Markets had no major headlines to guide them through the day. What affected investors’ mood were their hopes and apprehensions about the outcome of the central banks’ meet on both sides of the Atlantic and key jobs data. Investors had renewed hopes about a third round of quantitative easing (QE3) and a bagful of dismal economic readings strengthened those hopes.
Federal Reserve Chairman Ben Bernanke has been critical about the state of the economy in his latest congressional testimony in July. He noted that the pace of improvement in unemployment remains “frustratingly slow”. He had also mentioned: “It may be possible that we will take additional action if we conclude we are not making progress towards higher levels of employment”. Therefore, QE3 hopes were kept alive and investors have now adopted a wait and watch stance as the two-day policy meet of the Federal Reserve’s policy makers concludes on Wednesday.

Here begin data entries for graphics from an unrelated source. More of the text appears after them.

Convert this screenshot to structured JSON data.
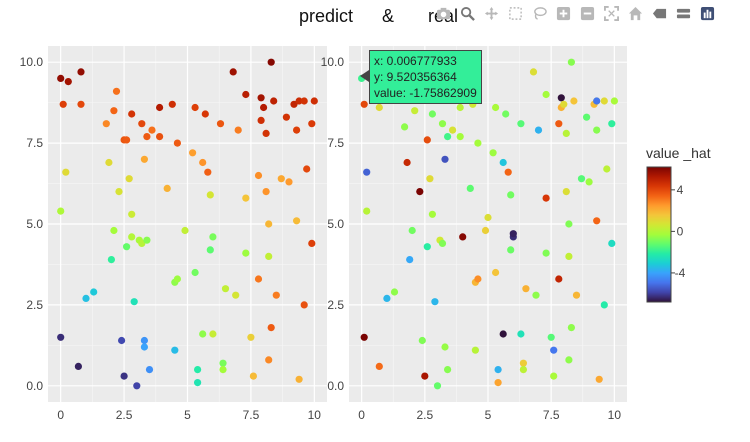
{
  "title": {
    "left": "predict",
    "right": "real"
  },
  "colorbar": {
    "title": "value _hat",
    "ticks": [
      "4",
      "0",
      "-4"
    ],
    "tick_values": [
      4,
      0,
      -4
    ],
    "range": [
      -6.8,
      6.2
    ],
    "colorscale": [
      "#30123b",
      "#4145ab",
      "#4675ed",
      "#39a2fc",
      "#1bcfd4",
      "#24eca6",
      "#61fc6c",
      "#a4fc3b",
      "#d1e834",
      "#f3c63a",
      "#fe9b2d",
      "#f36315",
      "#d93806",
      "#b11901",
      "#7a0402"
    ]
  },
  "hover": {
    "x_line": "x: 0.006777933",
    "y_line": "y: 9.520356364",
    "value_line": "value: -1.75862909",
    "bg_color": "#33ee99"
  },
  "modebar": {
    "icons": [
      "camera-icon",
      "zoom-icon",
      "pan-icon",
      "box-select-icon",
      "lasso-icon",
      "zoom-in-icon",
      "zoom-out-icon",
      "autoscale-icon",
      "home-icon",
      "spike-lines-icon",
      "compare-hover-icon",
      "plotly-logo-icon"
    ]
  },
  "chart_data": [
    {
      "type": "scatter",
      "title": "predict",
      "xlim": [
        -0.5,
        10.5
      ],
      "ylim": [
        -0.5,
        10.5
      ],
      "xticks": [
        "0",
        "2.5",
        "5",
        "7.5",
        "10"
      ],
      "xtick_values": [
        0,
        2.5,
        5,
        7.5,
        10
      ],
      "yticks": [
        "0.0",
        "2.5",
        "5.0",
        "7.5",
        "10.0"
      ],
      "ytick_values": [
        0,
        2.5,
        5,
        7.5,
        10
      ],
      "grid": true,
      "background": "#ebebeb",
      "points": [
        [
          0.0,
          9.5,
          5.8
        ],
        [
          0.3,
          9.4,
          5.5
        ],
        [
          0.8,
          9.7,
          5.8
        ],
        [
          0.1,
          8.7,
          4.2
        ],
        [
          0.8,
          8.7,
          4.0
        ],
        [
          0.2,
          6.6,
          1.0
        ],
        [
          0.0,
          5.4,
          -0.1
        ],
        [
          0.0,
          1.5,
          -6.3
        ],
        [
          0.7,
          0.6,
          -6.5
        ],
        [
          1.0,
          2.7,
          -3.4
        ],
        [
          1.3,
          2.9,
          -3.2
        ],
        [
          1.8,
          8.1,
          2.8
        ],
        [
          1.9,
          6.9,
          1.0
        ],
        [
          2.1,
          8.5,
          3.4
        ],
        [
          2.2,
          9.1,
          3.2
        ],
        [
          2.0,
          3.9,
          -2.0
        ],
        [
          2.1,
          4.8,
          -0.3
        ],
        [
          2.3,
          6.0,
          0.8
        ],
        [
          2.4,
          1.4,
          -5.8
        ],
        [
          2.5,
          0.3,
          -6.2
        ],
        [
          2.5,
          7.6,
          3.7
        ],
        [
          2.6,
          7.6,
          3.6
        ],
        [
          2.6,
          4.3,
          -1.2
        ],
        [
          2.7,
          6.4,
          1.0
        ],
        [
          2.8,
          8.4,
          4.5
        ],
        [
          2.8,
          5.3,
          0.5
        ],
        [
          2.8,
          4.6,
          0.0
        ],
        [
          2.9,
          2.6,
          -2.5
        ],
        [
          3.0,
          0.0,
          -5.9
        ],
        [
          3.1,
          4.5,
          -0.2
        ],
        [
          3.2,
          4.4,
          0.1
        ],
        [
          3.2,
          8.1,
          4.0
        ],
        [
          3.3,
          1.4,
          -4.3
        ],
        [
          3.3,
          1.2,
          -4.0
        ],
        [
          3.3,
          7.0,
          2.2
        ],
        [
          3.4,
          7.7,
          3.6
        ],
        [
          3.4,
          4.5,
          -0.7
        ],
        [
          3.5,
          0.5,
          -4.4
        ],
        [
          3.6,
          7.9,
          3.2
        ],
        [
          3.9,
          8.6,
          5.2
        ],
        [
          3.9,
          7.7,
          3.8
        ],
        [
          4.2,
          6.1,
          2.0
        ],
        [
          4.4,
          8.7,
          4.6
        ],
        [
          4.5,
          3.2,
          -0.6
        ],
        [
          4.5,
          1.1,
          -3.5
        ],
        [
          4.6,
          7.5,
          3.6
        ],
        [
          4.6,
          3.3,
          -0.4
        ],
        [
          4.9,
          4.8,
          0.3
        ],
        [
          5.2,
          7.2,
          2.4
        ],
        [
          5.3,
          3.5,
          -1.0
        ],
        [
          5.3,
          8.6,
          4.2
        ],
        [
          5.4,
          0.5,
          -2.2
        ],
        [
          5.4,
          0.1,
          -2.4
        ],
        [
          5.6,
          6.9,
          2.6
        ],
        [
          5.6,
          1.6,
          -0.6
        ],
        [
          5.7,
          8.4,
          4.4
        ],
        [
          5.8,
          6.6,
          3.5
        ],
        [
          5.9,
          5.9,
          0.7
        ],
        [
          5.9,
          4.2,
          -1.3
        ],
        [
          6.0,
          4.6,
          -0.9
        ],
        [
          6.0,
          1.6,
          0.4
        ],
        [
          6.3,
          8.1,
          3.7
        ],
        [
          6.4,
          0.7,
          -0.9
        ],
        [
          6.4,
          0.5,
          -0.3
        ],
        [
          6.5,
          3.0,
          0.3
        ],
        [
          6.8,
          9.7,
          5.6
        ],
        [
          6.9,
          2.8,
          0.7
        ],
        [
          7.0,
          7.9,
          3.0
        ],
        [
          7.3,
          9.0,
          5.1
        ],
        [
          7.3,
          5.8,
          1.6
        ],
        [
          7.3,
          4.1,
          -0.4
        ],
        [
          7.5,
          1.5,
          1.3
        ],
        [
          7.6,
          0.3,
          1.8
        ],
        [
          7.8,
          6.5,
          2.7
        ],
        [
          7.8,
          3.3,
          3.1
        ],
        [
          7.9,
          8.9,
          5.5
        ],
        [
          7.9,
          8.2,
          4.6
        ],
        [
          8.0,
          8.6,
          5.2
        ],
        [
          8.1,
          7.8,
          4.5
        ],
        [
          8.1,
          6.0,
          2.6
        ],
        [
          8.2,
          5.0,
          1.9
        ],
        [
          8.2,
          4.0,
          0.3
        ],
        [
          8.3,
          10.0,
          6.0
        ],
        [
          8.4,
          8.8,
          5.0
        ],
        [
          8.5,
          2.8,
          3.0
        ],
        [
          8.3,
          1.8,
          3.6
        ],
        [
          8.2,
          0.8,
          2.8
        ],
        [
          8.7,
          6.4,
          2.2
        ],
        [
          8.9,
          8.3,
          4.5
        ],
        [
          9.0,
          6.3,
          2.5
        ],
        [
          9.2,
          8.7,
          4.9
        ],
        [
          9.3,
          7.9,
          4.2
        ],
        [
          9.3,
          5.1,
          1.8
        ],
        [
          9.4,
          8.8,
          4.7
        ],
        [
          9.6,
          8.8,
          4.5
        ],
        [
          9.6,
          2.5,
          3.8
        ],
        [
          9.7,
          6.7,
          4.0
        ],
        [
          9.9,
          8.1,
          4.3
        ],
        [
          9.9,
          4.4,
          4.2
        ],
        [
          10.0,
          8.8,
          4.6
        ],
        [
          9.4,
          0.2,
          2.0
        ]
      ]
    },
    {
      "type": "scatter",
      "title": "real",
      "xlim": [
        -0.5,
        10.5
      ],
      "ylim": [
        -0.5,
        10.5
      ],
      "xticks": [
        "0",
        "2.5",
        "5",
        "7.5",
        "10"
      ],
      "xtick_values": [
        0,
        2.5,
        5,
        7.5,
        10
      ],
      "yticks": [
        "0.0",
        "2.5",
        "5.0",
        "7.5",
        "10.0"
      ],
      "ytick_values": [
        0,
        2.5,
        5,
        7.5,
        10
      ],
      "grid": true,
      "background": "#ebebeb",
      "points": [
        [
          0.0,
          9.5,
          -1.8
        ],
        [
          0.1,
          8.7,
          4.0
        ],
        [
          0.2,
          5.4,
          0.1
        ],
        [
          0.2,
          6.6,
          -5.3
        ],
        [
          0.1,
          1.5,
          6.5
        ],
        [
          0.7,
          0.6,
          3.3
        ],
        [
          0.7,
          8.6,
          1.0
        ],
        [
          1.0,
          2.7,
          -3.6
        ],
        [
          1.3,
          2.9,
          -0.6
        ],
        [
          1.7,
          8.0,
          -0.6
        ],
        [
          1.8,
          6.9,
          4.8
        ],
        [
          1.9,
          3.9,
          -3.9
        ],
        [
          2.0,
          4.8,
          -1.0
        ],
        [
          2.1,
          8.5,
          0.4
        ],
        [
          2.3,
          6.0,
          6.3
        ],
        [
          2.4,
          1.4,
          -0.8
        ],
        [
          2.5,
          0.3,
          5.4
        ],
        [
          2.6,
          7.6,
          3.9
        ],
        [
          2.6,
          4.3,
          -2.1
        ],
        [
          2.7,
          6.4,
          1.0
        ],
        [
          2.8,
          8.4,
          -1.0
        ],
        [
          2.8,
          5.3,
          -0.3
        ],
        [
          2.9,
          2.6,
          -3.6
        ],
        [
          3.0,
          0.0,
          -1.2
        ],
        [
          3.1,
          4.5,
          0.6
        ],
        [
          3.2,
          4.4,
          -0.8
        ],
        [
          3.2,
          8.1,
          -0.6
        ],
        [
          3.3,
          1.2,
          -0.5
        ],
        [
          3.3,
          7.0,
          -5.6
        ],
        [
          3.4,
          7.7,
          -1.7
        ],
        [
          3.4,
          0.5,
          -0.7
        ],
        [
          3.6,
          7.9,
          0.8
        ],
        [
          3.9,
          8.6,
          0.1
        ],
        [
          3.9,
          7.7,
          -0.3
        ],
        [
          4.0,
          4.6,
          6.0
        ],
        [
          4.3,
          6.1,
          -1.3
        ],
        [
          4.4,
          8.7,
          0.6
        ],
        [
          4.5,
          3.2,
          1.9
        ],
        [
          4.5,
          1.1,
          0.1
        ],
        [
          4.6,
          7.5,
          -0.3
        ],
        [
          4.6,
          3.3,
          2.7
        ],
        [
          4.9,
          4.8,
          1.3
        ],
        [
          5.0,
          5.2,
          0.9
        ],
        [
          5.2,
          7.2,
          -0.4
        ],
        [
          5.3,
          3.5,
          1.6
        ],
        [
          5.3,
          8.6,
          -0.2
        ],
        [
          5.4,
          0.5,
          -3.7
        ],
        [
          5.4,
          0.1,
          2.3
        ],
        [
          5.6,
          6.9,
          -3.3
        ],
        [
          5.6,
          1.6,
          -6.8
        ],
        [
          5.7,
          8.4,
          -1.0
        ],
        [
          5.8,
          6.6,
          3.4
        ],
        [
          5.9,
          5.9,
          -1.0
        ],
        [
          5.9,
          4.2,
          -1.1
        ],
        [
          6.0,
          4.6,
          -6.3
        ],
        [
          6.0,
          4.7,
          -6.5
        ],
        [
          6.3,
          8.1,
          -1.4
        ],
        [
          6.4,
          0.7,
          1.4
        ],
        [
          6.4,
          0.5,
          0.2
        ],
        [
          6.3,
          1.6,
          -2.5
        ],
        [
          6.5,
          3.0,
          2.0
        ],
        [
          6.8,
          9.7,
          0.9
        ],
        [
          6.9,
          2.8,
          -0.6
        ],
        [
          7.0,
          7.9,
          -3.7
        ],
        [
          7.3,
          9.0,
          -0.3
        ],
        [
          7.3,
          5.8,
          4.4
        ],
        [
          7.3,
          4.1,
          -0.8
        ],
        [
          7.5,
          1.5,
          -1.4
        ],
        [
          7.6,
          1.1,
          -4.9
        ],
        [
          7.6,
          0.3,
          -0.2
        ],
        [
          7.8,
          8.1,
          3.6
        ],
        [
          7.8,
          3.3,
          4.9
        ],
        [
          7.9,
          8.9,
          -6.8
        ],
        [
          7.9,
          8.6,
          2.0
        ],
        [
          8.0,
          8.7,
          1.0
        ],
        [
          8.1,
          7.8,
          0.1
        ],
        [
          8.1,
          6.0,
          0.9
        ],
        [
          8.2,
          5.0,
          -0.8
        ],
        [
          8.2,
          4.0,
          0.3
        ],
        [
          8.3,
          10.0,
          -0.7
        ],
        [
          8.4,
          8.8,
          1.6
        ],
        [
          8.5,
          2.8,
          1.9
        ],
        [
          8.3,
          1.8,
          -0.6
        ],
        [
          8.2,
          0.8,
          -0.6
        ],
        [
          8.7,
          6.4,
          -1.4
        ],
        [
          8.9,
          8.3,
          -1.3
        ],
        [
          9.0,
          6.3,
          -0.4
        ],
        [
          9.2,
          8.7,
          1.8
        ],
        [
          9.3,
          8.8,
          0.9
        ],
        [
          9.3,
          7.9,
          -0.7
        ],
        [
          9.3,
          5.1,
          3.4
        ],
        [
          9.4,
          0.2,
          2.2
        ],
        [
          9.6,
          8.8,
          1.0
        ],
        [
          9.6,
          2.5,
          -2.2
        ],
        [
          9.7,
          6.7,
          0.2
        ],
        [
          9.9,
          8.1,
          -2.0
        ],
        [
          9.9,
          4.4,
          -2.7
        ],
        [
          10.0,
          8.8,
          -0.2
        ],
        [
          9.3,
          8.8,
          -4.9
        ]
      ]
    }
  ]
}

Meanwhile, the government is due to report nonfarm payroll data on Friday. Investors are keen to see what state the labor market is in. The report will follow initial claims data to be released by the Labor department on Thursday. In the previous report, the advance figure for seasonally adjusted initial claims had dropped 35,000 for the week ending July 21.
Apart from what is slated for release this week, yesterday the Conference Board reported an increase in Consumer Confidence Index. The index rebounded from a decline in June to rise to 65.9 in July. This was significantly higher than consensus estimates of 61.9 and June’s reading of 62.7. Also, the Expectations Index was up to 79.1 in July from 73.4 in June. However, Lynn Franco, Director of Economic Indicators at The Conference Board, noted: "Despite this month's improvement in confidence, the overall Index remains at historically low levels. Consumers' attitude regarding current conditions was little changed in July, but their short-term expectations, which had declined last month, bounced back”.
In tune with the decline in broader markets, the retail sector, that reflects consumer spending, also ended in the red. The SPDR S&P Retail (XRT) was down 0.6% and stocks including Macy's, Inc. (NYSE:M), Saks Inc (NYSE:SKS), Dillard's, Inc. (NYSE:DDS), The Bon-Ton Stores, Inc. (NASDAQ:BONT), Wal-Mart Stores, Inc. (NYSE:WMT), PriceSmart, Inc. (NASDAQ:PSMT) and Family Dollar Stores, Inc. (NYSE:FDO) declined 2.2, 1.6%, 2.4%, 0.8%, 0.7%, 1.1% and 0.9%, respectively.
On the other side of the pool, ECB President Mario Draghi’s vow will now be put to the test as an ECB meeting in scheduled for Thursday. Investors now await concrete action or at least a plan arising out of Mario Draghi’s comments last week to do “whatever it takes” to keep the Euro-zone intact. He had also sparked off hopes that the central bank would buy Spanish and Italian bonds. Reportedly, Mr. Draghi had commented: “While it will take another few days or even weeks to finalize the device in question, the ECB would prepare an operation coordinated with the states may limit the surge in interest rates of Spain, but also the Italy”. However, Germany is against these measures. Investors are thus keen awaiting the next development in this connection and their wait and watch attitude restricted them from betting big.